Tuesday, April 29, 2014

On Knowing Magic Languages



I have been going back and forth on posting this for a variety of reasons, so allow me to start with a comment and then a couple disclaimers.
First, let me remind y’all of my own credentials. I have earned my BA and MA in Biblical Studies, and am half-way through an MA in Biblical Exegesis at Wheaton; along the way I have completed more than thirty credit hours in Biblical languages. I am still no expert, but neither am I the village clown when it comes to the Biblical languages—I only say that to say that I am speaking from experience rather than ignorance.
Second, I do not mean to offend anyone. This may very well not be my place to say anything. However, I felt that it was necessary to share some advice with my compatriots. If I do offend you, I am sincerely sorry.
Third and finally, since I am speaking from my own experience, it is entirely possible that I am reading my own experience onto others. If that is the case, I sincerely apologize and applaud you for succeeding where I failed.

Now, to the core of the issue. I recently started noticing that a bunch of us are enjoying our new found knowledge of the Biblical languages, and show it on Facebook by quoting from the Greek or Hebrew, sometimes with an English translation, sometimes not. From my own experience as a budding academic—and later as a churchman—I think that this can be problematic for a couple reasons.
An honest question that we should all ask ourselves (in other matters as well!): does the post build up our fellow believers? That is, does seeing the Greek/Hebrew letters explain something to our sisters that they would otherwise be unable to understand from reading the English? If yes, then it is probably a fairly complex exegetical problem, in which case, will your three sentence post be able to sufficiently explain to them what they are missing? Or, does posting the foreign text tear down our brothers by reminding them that they are theologically uneducated? Does your post of a text that they cannot read bring them closer to Christ, or can it move them farther away by reminding them that they can’t read the “real” Bible?
Facebook is public so the purpose of posting on Facebook is for others to see. So what is the purpose of posting in a language that the majority of your friends cannot read?
I won’t presume to answer that question for you, but I will answer it for my own case publicly. In years prior, I never would have admitted it, but in retrospect I feel fairly certain that at least one of my motivating purposes in such things was to show my friends and family how much I had learned. The true focus was not on God and what he had done by communicating to us; rather, the focus was on me and what I knew. After all, if it was the message of the text that I was wanting to communicate to my friends, then doing so in a language that they don’t understand would be a pretty odd way of communicating.
So, perhaps the question I should ask myself: who is being built up when I post in a language that only those of us in the secret club can read? Me? Or the church?

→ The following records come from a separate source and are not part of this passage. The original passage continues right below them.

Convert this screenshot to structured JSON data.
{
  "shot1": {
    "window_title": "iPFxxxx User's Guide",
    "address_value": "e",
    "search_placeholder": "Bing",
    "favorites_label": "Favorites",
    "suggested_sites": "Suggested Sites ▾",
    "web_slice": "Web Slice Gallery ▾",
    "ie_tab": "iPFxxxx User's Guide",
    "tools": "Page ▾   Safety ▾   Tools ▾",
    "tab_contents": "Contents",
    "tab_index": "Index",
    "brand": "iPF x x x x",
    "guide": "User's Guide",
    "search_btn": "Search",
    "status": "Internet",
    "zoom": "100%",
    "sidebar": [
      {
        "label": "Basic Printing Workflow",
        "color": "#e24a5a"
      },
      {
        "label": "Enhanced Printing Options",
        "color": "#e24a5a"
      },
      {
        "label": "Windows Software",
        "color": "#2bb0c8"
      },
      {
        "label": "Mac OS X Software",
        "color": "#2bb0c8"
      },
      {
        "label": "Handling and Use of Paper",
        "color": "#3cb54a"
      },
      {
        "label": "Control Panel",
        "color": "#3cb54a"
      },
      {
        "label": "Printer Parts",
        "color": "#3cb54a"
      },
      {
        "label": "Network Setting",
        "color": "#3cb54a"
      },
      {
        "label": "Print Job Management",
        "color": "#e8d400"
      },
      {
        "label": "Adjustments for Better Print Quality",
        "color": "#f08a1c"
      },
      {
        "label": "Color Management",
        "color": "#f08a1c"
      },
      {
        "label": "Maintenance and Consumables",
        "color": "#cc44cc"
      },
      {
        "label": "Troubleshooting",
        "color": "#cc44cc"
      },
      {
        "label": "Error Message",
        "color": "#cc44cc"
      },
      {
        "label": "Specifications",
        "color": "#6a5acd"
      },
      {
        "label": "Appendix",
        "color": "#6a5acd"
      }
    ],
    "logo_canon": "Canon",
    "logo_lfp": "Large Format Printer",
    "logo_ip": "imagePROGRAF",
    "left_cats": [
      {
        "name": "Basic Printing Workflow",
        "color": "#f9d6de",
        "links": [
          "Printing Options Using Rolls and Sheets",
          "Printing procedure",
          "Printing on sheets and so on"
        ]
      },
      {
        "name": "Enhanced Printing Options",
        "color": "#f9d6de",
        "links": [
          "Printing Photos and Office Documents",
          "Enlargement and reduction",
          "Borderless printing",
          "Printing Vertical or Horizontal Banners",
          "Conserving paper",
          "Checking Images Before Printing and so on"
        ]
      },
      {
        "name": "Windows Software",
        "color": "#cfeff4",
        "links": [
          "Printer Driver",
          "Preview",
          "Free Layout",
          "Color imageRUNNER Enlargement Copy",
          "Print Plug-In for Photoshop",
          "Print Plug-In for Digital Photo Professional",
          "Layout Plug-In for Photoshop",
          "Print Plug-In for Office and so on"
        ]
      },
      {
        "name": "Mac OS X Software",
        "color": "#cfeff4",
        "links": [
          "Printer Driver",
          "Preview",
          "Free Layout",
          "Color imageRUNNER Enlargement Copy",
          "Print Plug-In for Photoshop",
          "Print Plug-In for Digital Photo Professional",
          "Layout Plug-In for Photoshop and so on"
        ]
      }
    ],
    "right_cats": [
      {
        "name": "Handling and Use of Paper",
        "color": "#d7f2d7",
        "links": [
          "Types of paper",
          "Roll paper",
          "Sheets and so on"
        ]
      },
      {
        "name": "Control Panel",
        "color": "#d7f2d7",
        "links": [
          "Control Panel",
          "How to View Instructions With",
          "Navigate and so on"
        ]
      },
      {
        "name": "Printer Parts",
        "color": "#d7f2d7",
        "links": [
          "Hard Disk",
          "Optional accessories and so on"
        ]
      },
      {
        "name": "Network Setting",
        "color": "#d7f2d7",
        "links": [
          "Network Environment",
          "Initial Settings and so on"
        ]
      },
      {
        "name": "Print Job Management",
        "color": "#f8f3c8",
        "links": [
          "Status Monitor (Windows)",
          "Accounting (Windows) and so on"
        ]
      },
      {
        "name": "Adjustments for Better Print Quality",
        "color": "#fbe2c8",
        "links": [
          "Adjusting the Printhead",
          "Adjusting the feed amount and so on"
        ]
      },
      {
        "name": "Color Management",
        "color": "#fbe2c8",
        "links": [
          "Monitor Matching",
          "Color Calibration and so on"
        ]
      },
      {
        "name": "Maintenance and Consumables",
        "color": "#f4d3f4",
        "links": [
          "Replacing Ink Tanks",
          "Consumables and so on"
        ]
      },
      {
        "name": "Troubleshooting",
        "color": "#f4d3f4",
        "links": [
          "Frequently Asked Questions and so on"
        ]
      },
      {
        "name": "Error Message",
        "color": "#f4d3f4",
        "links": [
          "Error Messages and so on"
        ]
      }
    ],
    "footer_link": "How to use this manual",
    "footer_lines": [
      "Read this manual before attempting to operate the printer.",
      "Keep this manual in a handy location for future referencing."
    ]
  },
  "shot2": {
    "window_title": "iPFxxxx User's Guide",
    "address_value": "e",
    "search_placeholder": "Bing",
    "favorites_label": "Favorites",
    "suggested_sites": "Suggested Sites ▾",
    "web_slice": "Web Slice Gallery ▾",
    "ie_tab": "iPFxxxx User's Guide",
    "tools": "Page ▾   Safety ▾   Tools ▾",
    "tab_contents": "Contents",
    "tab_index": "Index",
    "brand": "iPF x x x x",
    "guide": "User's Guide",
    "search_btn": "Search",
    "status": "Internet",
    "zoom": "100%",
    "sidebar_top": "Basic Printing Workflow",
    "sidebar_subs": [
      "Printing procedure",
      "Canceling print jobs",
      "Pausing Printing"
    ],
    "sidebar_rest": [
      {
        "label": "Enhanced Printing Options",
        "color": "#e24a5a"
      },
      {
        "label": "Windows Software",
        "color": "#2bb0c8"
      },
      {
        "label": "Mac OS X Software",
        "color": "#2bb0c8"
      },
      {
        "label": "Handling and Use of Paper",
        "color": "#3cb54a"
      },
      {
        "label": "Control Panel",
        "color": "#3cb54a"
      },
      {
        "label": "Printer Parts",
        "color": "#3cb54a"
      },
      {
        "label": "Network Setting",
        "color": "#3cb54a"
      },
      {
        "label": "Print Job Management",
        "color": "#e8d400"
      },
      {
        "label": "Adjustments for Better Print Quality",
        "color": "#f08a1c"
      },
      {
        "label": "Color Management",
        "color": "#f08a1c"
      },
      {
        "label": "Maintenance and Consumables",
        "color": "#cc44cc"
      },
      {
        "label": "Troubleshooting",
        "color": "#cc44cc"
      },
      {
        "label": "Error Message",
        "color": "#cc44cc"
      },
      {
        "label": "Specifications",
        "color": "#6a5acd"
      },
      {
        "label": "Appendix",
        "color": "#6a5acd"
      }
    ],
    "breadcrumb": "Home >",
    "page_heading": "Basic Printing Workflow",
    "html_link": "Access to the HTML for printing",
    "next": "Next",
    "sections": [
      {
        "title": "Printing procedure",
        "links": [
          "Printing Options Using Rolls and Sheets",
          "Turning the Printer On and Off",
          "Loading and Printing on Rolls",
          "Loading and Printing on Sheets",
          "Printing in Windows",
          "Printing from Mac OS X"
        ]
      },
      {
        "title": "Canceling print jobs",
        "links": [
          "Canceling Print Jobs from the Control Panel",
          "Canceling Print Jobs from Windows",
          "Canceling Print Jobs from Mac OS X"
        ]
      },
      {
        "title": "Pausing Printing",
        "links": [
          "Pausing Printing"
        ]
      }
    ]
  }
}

I continually have to be reminded that if my function is to be a servant to the church, then my ultimate aim should always be to build up the church. If I harm those in the church in a display of my linguistic prowess, am I serving them? Ultimately, do my words remind them of the fact that God has written in human language so that they can understand Him, or am I reminding them that they have to go through me to find out what God “really” said?